At Lotusphere in January, Lotus introduced its collaboration framework, which provided specific collaboration-oriented guidance across several industry-specific areas.

Last week in Las Vegas, IBM’s Mike Rhodin did the same for the integrated service management sector at IBM Pulse 2010.

Today, IBM announced that Whitney National Bank, with $12 billion in assets, has become a new banking customer and one that is utilizing IBM’s recently announced banking industry framework.

To compete in today’s dramatically altered financial playing field, banks must employ smarter banking strategies to achieve new levels of risk control, efficiency and customer service.

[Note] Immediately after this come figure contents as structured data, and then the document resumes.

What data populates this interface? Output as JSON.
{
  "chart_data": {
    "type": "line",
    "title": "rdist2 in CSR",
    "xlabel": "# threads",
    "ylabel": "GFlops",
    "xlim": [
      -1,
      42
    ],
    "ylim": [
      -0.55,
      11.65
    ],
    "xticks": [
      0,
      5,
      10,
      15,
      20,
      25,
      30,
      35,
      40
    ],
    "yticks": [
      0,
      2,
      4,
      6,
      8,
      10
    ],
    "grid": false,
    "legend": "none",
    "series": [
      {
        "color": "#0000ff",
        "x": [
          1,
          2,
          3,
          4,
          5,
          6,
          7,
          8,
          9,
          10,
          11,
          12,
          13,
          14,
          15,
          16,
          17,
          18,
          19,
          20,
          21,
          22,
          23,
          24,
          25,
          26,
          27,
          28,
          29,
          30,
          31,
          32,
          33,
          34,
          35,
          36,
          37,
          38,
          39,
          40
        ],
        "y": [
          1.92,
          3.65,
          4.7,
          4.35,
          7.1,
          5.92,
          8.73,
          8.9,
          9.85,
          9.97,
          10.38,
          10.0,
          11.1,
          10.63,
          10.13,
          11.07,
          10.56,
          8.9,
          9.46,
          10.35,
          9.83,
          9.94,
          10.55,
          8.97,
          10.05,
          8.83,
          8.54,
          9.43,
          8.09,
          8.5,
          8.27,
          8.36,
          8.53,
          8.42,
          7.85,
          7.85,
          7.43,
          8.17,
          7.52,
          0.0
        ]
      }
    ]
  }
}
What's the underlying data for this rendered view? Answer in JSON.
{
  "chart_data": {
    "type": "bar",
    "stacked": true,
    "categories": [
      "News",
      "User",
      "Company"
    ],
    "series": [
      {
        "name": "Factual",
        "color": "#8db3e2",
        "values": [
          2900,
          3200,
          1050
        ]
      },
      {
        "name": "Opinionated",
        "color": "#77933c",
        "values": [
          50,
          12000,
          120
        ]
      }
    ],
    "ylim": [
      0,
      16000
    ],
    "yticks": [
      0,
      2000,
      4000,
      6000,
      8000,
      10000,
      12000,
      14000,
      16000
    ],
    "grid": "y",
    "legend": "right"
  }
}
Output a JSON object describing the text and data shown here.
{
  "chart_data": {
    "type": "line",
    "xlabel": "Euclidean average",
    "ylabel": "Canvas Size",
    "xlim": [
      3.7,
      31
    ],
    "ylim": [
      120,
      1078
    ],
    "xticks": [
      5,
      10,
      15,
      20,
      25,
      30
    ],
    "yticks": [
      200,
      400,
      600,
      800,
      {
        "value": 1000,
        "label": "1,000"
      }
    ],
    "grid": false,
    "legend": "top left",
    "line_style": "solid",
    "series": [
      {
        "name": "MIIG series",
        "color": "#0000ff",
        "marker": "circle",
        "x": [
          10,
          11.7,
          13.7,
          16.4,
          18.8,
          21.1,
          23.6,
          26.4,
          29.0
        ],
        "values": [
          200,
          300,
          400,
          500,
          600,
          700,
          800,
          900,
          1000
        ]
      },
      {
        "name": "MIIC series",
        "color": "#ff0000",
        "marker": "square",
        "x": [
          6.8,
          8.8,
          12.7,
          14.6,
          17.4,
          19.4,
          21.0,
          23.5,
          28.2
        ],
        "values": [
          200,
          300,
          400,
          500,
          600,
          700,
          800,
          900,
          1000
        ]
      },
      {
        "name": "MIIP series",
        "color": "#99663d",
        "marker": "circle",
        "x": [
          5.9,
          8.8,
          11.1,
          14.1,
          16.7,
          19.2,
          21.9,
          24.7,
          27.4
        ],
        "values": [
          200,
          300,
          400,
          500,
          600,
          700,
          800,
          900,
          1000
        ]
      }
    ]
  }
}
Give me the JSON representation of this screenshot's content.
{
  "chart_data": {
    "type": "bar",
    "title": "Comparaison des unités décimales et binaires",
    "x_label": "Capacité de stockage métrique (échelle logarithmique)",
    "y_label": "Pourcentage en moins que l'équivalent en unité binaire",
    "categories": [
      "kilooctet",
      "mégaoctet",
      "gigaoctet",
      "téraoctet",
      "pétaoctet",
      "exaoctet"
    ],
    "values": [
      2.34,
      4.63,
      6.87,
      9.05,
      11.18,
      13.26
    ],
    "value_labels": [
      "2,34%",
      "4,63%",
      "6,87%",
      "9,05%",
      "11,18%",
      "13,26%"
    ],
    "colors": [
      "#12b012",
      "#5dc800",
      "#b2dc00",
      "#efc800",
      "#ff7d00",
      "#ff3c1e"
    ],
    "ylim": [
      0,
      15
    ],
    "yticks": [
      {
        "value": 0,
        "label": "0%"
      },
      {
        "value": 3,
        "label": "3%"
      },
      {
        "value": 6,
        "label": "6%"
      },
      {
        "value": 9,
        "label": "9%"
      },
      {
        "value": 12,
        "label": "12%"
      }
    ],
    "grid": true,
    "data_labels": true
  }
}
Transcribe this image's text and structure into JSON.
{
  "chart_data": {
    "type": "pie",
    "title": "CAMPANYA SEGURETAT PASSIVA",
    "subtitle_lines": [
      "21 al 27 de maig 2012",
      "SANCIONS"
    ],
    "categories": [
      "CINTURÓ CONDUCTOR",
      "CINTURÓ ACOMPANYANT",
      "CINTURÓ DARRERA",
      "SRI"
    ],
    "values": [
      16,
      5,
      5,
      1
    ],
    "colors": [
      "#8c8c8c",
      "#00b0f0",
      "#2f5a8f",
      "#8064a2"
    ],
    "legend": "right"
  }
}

Whitney National Bank is using IBM technology across its regional banks to simplify its business practices, meet regulatory compliance and ensure transparency with customers.

Whitney can now extract key intelligence to obtain a full view of a customer’s transaction history — including a comprehensive analysis of sales trends and costs — to deliver more customized services and offerings. Increased visibility to this account data also empowers the bank’s customers to regulate their activities and expenses.

With industry consolidation, the number one priority of banks is to be able to assess liquidity.

After acquiring more than a dozen regional banks, Whitney National Bank faced the challenge of consolidating customer information and a host of disparate IT systems for checking and savings account management, online bill payment and loan processing.

Whitney National Bank is using IBM Cognos software to extract key intelligence to help it obtain a full view of its customer bases' behavior, including a comprehensive analysis of sales trends and costs, so it can deliver more customized services and offerings.

By integrating data from disparate IT systems, Whitney has been able to modernize its technology systems across regional branches to better manage risk and enhance customer service.

By using IBM’s Banking Industry Frameworks, Whitney National Bank is able to leverage pre-built industry-proven data and process models already employed by more than 250 financial institutions.

The bank is also migrating to IBM Power System with DB2 in its data centers in Allen, Texas and Prattville, Alabama.

Whitney National Bank is the latest example of how the right combination of hardware and software can be fine-tuned to meet the specific demands of banks.